All energy on this earth, organic or inorganic, is directly or indirectly derived from the Sun. The flowing water, the driving wind, the passing clouds, the rolling thunder, and the flashing lightening; the falling rain, snow, dew, frost, or hail; the growth of plants, the warmth and motion of animal and human bodies, the combustion of wood, of coal—all is but solar energy in action.

The most powerful physical energy, the one whose varied forms and fields of action increase daily, whose benefits are as great as the ignorance and prejudices that reign concerning it, is beyond a shadow of doubt electric energy.

When all its modalities are known, electric energy will become the basis of therapeutics; for all other forms of energy are either merely derivatives or means of equilibrating the play of electric phenomena in the depths of our tissues.

It is by means of electric currents that we succeed best in arresting cellular disturbances. It can be applied to all diminution of energies and to even species of depression or decay in physiological vitality and to all disorders supervening in the reflex circulation.

Acting on the nervous extremities, it redresses abnormal sensibility or bridles the feverish sensations. On disordered irritability, it acts as a harmonious equalizing force, as a regenerator of the endangered vitality; and finally as a curative for perverted stability, it possesses the characteristics of militating in the same helpful and rational manner as nature, preventing our complaints from becoming chronic.

All pathology lies within its domain, and it holds a preponderant place in the treatment for rejuvenation.

In the depths of the tissues, radiant heat transforms electric energy, raises the temperature of the tissues at the precise spot indicated to it, exerting a dual influence both by its electric effects and the torrents of heat of the desired intensity with which it can flood the organ under treatment.

Applied generally, it brings to the organization a bonus in the shape of a caloric ration, which enables it to resist effectively physiological decay.

Finally, high frequency, the youngest born of electrotherapy, sees the scope of its benefactions increase daily; and in the treatment for rejuvenation, it supplies the nervous energy needful; transfusing the largest available portion of effective resistance; storing up the vital dynamism in the nervous cell.

And all this accomplished with the most absolute certainty.

To insure its efficacy, electricity must be formulated and proportioned in the same way as any other active therapeutic agent.

Electricity will act powerfully on every organ, tonify the nervous system, counterbalance the cellular exchanges, regularize failing functions, reconstruct tissues, and compel the retrogression of old age.

In static form, the entire domain of neurosis, of fears, of hypochondria, nervous and intellectual strain, over-excitement and depression, is dominated by it. All depressed or neurasthenic persons, or those who suffer from insomnia, are well acquainted with its soothing and revivifying action.

Its astounding success in all dermatological affections is well known.

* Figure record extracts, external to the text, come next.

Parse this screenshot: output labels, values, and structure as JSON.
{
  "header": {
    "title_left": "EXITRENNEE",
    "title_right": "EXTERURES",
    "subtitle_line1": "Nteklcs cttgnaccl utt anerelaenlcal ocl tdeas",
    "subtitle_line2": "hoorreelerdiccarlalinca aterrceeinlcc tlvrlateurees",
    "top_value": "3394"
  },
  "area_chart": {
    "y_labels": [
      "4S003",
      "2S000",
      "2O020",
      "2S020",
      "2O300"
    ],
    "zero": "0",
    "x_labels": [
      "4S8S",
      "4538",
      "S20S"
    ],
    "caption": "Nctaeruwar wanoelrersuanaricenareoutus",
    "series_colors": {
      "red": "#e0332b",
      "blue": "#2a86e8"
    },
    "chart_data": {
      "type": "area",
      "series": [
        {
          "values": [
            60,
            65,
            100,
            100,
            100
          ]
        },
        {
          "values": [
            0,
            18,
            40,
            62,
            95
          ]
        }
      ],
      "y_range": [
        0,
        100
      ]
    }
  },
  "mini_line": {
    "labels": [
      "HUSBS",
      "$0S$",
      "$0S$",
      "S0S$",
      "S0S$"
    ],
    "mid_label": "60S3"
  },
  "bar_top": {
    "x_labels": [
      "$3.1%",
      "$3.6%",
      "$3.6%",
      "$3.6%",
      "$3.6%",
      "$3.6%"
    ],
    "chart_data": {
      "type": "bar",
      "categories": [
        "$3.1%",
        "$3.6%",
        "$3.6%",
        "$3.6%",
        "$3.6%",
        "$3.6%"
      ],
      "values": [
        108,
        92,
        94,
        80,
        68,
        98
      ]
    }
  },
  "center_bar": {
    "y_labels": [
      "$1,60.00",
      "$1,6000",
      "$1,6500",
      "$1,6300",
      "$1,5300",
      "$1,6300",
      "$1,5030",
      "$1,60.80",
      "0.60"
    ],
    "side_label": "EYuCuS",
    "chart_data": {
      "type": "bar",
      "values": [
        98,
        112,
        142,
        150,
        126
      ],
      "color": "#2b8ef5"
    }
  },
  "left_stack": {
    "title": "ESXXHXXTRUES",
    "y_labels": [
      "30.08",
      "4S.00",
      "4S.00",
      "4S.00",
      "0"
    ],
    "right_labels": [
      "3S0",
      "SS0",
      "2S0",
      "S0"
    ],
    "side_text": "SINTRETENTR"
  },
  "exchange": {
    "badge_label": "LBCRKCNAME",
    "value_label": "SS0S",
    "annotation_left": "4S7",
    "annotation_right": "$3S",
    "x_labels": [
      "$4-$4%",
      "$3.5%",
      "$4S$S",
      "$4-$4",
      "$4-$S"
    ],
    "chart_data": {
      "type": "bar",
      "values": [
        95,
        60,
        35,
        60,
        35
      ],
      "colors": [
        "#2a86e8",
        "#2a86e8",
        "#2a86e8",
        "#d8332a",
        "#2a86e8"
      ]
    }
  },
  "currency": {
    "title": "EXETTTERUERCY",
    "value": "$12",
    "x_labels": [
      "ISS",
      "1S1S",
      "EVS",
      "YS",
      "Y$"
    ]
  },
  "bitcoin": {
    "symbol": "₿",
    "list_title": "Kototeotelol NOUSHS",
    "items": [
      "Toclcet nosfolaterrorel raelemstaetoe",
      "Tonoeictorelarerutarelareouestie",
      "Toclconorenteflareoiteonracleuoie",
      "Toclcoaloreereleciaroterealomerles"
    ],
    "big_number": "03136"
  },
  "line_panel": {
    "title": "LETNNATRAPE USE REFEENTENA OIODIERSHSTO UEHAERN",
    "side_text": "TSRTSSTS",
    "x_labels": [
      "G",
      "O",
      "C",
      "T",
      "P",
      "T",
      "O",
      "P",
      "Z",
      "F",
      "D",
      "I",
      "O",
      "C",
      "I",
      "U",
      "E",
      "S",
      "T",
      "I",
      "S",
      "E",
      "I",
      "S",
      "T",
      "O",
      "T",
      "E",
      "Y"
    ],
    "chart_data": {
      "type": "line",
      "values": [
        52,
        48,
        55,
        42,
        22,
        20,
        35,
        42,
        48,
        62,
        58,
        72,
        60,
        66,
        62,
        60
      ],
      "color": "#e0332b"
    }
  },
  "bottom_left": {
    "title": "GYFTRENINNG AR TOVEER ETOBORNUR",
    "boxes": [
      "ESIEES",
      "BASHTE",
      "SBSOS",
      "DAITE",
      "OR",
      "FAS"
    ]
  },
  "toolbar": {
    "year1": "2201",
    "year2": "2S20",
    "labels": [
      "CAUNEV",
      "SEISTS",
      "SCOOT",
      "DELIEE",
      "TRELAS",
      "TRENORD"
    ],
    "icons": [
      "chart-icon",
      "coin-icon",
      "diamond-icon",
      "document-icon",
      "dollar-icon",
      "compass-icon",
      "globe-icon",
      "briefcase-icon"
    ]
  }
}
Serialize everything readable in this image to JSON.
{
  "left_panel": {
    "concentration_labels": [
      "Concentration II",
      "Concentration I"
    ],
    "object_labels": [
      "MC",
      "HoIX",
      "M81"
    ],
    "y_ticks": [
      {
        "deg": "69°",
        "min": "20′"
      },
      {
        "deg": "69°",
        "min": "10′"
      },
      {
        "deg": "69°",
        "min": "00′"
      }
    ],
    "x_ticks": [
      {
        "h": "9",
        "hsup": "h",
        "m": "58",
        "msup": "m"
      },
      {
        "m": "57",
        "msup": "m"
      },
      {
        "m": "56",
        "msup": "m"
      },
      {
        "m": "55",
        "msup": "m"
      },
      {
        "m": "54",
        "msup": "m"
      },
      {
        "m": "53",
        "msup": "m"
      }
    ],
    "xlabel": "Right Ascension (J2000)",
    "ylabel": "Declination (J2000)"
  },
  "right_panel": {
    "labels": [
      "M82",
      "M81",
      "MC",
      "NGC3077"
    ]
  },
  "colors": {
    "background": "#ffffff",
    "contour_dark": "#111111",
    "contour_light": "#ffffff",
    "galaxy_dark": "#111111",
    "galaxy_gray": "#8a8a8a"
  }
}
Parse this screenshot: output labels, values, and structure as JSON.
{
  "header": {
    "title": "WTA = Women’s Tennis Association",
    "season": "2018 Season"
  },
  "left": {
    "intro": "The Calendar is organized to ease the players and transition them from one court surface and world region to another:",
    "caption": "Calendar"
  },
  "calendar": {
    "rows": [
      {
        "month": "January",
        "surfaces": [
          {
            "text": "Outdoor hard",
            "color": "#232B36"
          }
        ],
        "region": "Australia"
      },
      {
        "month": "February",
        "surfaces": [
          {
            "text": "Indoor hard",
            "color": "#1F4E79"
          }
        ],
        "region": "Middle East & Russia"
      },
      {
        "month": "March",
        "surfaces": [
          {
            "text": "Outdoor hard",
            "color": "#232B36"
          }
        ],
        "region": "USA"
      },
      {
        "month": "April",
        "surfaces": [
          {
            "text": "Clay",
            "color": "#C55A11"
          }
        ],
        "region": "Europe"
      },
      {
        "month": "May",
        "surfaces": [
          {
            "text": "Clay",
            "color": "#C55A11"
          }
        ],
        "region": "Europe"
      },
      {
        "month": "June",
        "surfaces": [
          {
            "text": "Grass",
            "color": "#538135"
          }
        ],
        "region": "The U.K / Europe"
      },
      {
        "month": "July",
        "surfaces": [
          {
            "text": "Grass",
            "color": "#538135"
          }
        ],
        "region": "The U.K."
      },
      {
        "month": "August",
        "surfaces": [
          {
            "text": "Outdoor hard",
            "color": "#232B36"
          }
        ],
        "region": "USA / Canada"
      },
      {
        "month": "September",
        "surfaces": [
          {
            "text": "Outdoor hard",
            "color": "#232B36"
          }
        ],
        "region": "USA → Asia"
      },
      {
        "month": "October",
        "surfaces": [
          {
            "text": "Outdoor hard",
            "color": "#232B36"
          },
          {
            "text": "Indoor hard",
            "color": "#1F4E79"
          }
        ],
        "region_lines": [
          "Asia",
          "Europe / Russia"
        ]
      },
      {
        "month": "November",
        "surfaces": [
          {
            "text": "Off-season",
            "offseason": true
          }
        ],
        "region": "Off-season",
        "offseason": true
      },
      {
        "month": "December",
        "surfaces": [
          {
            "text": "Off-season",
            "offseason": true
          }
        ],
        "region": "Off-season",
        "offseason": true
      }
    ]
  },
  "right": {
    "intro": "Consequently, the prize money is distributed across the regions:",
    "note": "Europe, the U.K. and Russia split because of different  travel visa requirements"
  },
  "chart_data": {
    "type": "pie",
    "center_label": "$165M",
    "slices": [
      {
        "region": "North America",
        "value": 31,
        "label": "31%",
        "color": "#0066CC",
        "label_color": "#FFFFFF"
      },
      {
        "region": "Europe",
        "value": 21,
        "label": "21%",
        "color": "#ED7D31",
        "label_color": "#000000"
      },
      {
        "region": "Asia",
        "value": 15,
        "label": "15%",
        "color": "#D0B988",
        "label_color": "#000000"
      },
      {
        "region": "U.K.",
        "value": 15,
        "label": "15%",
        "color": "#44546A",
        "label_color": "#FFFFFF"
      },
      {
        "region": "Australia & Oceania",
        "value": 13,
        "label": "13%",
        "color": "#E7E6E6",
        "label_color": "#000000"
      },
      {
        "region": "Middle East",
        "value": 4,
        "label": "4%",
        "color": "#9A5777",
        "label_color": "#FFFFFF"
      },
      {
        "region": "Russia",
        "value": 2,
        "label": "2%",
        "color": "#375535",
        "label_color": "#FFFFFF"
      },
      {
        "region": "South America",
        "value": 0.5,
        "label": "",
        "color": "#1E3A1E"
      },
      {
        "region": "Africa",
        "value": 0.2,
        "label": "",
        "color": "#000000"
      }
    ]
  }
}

Progressive regeneration, marked awakening of the digestion and the nutrition, comfort, and pleasure walking and moving, increases power or resistance to the fatigue of work, pronounced increase in the joy of living—such are the results that are generally observed.

And electricity is but another form of vibration, another name for sunshine. It is but the rays of the sun, specialized and directed. Why, then, should it not be the greatest therapeutic agent known to man? Is it not the source of light, of heat, of energy, of life itself?